ルネサンスを漫画で表現する~「『チェーザレ 破壊の創造者』惣領冬実原画展」

 ポーラミュージアムアネックスで「『チェーザレ 破壊の創造者』惣領冬実原画展」を見てきた。

 漫画というと20世紀の様式だと思ってしまうところがあるが、大きく原画を展示するとただ迫力があるだけじゃなく実はけっこうルネサンスの絵画に似ているところがあることがよくわかり、ルネサンス漫画だけあって当時の絵画の様式を研究して描いているんだなぁと納得するところがあった。人の顔なんかは現代風なのだが、建築物とかたくさん人がいる場面、あるいは服の感じなんかは相当イタリアルネサンスの絵画を意識している感じで、こういうこだわりが『チェーザレ』の緻密な質感を作っているのかぁと思った。参考にした資料は少ししか展示されていなかったのだが、三井記念美術館妖怪展展みたいにルネサンスの絵(複製でいいので)と漫画の原画を並べて展示したらもっとよくわかるのではと思う。

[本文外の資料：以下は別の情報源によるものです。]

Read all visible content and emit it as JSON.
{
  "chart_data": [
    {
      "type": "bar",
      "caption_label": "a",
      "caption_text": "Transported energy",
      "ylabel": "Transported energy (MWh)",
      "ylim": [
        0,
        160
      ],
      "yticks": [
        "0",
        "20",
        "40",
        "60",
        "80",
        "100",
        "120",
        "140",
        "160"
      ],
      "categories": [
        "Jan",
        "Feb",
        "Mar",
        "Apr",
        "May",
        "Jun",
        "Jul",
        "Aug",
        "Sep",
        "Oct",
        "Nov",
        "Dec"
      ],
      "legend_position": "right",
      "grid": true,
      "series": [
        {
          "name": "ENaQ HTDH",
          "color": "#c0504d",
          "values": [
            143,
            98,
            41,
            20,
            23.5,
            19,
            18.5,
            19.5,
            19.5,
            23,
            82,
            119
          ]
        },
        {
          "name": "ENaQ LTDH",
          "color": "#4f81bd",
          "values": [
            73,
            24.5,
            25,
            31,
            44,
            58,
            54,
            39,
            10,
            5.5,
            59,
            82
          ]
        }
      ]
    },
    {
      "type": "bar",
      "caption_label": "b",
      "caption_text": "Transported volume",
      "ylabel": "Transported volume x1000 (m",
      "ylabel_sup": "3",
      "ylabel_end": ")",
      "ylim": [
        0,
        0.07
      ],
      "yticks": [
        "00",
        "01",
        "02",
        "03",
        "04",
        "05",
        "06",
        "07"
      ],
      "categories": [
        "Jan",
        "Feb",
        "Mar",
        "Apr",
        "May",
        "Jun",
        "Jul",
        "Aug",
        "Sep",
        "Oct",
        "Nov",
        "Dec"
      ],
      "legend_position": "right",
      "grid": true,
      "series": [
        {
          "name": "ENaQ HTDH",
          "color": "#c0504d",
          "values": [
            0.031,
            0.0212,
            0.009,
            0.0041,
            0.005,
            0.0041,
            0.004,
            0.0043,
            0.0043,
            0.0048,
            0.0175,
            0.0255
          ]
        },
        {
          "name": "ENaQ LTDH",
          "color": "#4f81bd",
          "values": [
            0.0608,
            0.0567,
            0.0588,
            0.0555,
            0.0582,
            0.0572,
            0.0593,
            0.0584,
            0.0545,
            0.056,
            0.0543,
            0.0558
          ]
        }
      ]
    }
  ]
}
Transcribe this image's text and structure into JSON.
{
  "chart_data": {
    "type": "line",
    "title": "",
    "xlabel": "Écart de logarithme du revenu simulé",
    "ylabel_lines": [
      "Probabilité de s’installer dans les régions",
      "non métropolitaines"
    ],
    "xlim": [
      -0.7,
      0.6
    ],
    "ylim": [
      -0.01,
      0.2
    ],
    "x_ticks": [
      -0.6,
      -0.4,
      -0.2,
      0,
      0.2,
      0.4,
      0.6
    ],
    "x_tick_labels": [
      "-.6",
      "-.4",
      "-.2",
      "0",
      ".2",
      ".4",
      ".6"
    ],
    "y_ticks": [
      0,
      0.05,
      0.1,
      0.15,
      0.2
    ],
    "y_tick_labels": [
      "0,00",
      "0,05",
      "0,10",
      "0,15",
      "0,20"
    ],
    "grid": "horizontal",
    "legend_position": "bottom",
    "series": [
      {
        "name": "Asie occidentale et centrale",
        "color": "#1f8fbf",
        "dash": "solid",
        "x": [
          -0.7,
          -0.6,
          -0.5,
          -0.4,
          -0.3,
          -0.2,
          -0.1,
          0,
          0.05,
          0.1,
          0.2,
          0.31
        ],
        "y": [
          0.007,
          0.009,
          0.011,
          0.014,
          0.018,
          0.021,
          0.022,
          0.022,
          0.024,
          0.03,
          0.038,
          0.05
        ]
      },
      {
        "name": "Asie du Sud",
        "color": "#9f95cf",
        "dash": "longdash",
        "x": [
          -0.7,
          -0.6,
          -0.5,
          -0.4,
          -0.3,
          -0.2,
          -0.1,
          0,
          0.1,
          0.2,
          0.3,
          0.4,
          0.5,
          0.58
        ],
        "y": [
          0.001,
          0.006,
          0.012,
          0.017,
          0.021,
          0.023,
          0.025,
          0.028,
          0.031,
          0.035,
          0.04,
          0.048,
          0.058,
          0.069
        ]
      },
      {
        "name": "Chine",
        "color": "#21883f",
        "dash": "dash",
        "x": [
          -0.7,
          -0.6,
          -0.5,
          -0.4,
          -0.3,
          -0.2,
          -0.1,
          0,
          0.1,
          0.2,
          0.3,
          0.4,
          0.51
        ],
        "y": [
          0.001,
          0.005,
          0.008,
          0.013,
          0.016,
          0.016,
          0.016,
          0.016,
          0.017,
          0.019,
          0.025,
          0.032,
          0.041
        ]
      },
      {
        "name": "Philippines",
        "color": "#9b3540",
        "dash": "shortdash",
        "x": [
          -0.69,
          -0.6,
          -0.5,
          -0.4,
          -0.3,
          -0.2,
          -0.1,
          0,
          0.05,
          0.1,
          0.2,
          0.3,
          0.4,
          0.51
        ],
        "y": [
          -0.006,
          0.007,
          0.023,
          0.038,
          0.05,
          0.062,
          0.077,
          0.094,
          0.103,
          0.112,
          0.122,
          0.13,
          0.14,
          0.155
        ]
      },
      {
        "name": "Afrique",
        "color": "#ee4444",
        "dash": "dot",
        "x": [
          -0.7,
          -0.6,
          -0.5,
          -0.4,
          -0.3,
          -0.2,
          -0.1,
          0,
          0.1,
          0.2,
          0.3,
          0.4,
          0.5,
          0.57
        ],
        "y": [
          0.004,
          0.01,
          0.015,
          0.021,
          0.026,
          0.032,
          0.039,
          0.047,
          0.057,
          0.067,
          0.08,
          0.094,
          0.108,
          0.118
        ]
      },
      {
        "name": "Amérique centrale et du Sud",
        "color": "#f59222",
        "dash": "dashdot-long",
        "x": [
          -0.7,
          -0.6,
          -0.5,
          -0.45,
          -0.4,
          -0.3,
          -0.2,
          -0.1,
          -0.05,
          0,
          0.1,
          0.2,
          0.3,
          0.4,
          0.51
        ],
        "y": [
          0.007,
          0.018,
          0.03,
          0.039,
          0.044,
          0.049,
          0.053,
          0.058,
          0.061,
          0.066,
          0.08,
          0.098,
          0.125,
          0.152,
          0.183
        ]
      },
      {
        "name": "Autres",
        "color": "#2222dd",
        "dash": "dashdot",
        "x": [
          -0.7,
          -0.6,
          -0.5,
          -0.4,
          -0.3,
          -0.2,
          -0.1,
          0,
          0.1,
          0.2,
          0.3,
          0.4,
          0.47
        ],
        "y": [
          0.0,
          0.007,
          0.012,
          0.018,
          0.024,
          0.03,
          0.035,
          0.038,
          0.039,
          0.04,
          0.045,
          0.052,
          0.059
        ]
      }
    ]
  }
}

ルネサンスの絵画はいろいろ特殊な技法を使って描いていたはずだと思うのだが、それを全然違う漫画の技法で描くときにどういう苦労があるのかとかいろいろ気になる。

 登場人物の服装に関するタッチパネルのインタラクティヴ展示も面白いが、服の色の話をするならもっと色鮮やかな絵を出してきてもよかったんじゃないかなぁとも思った。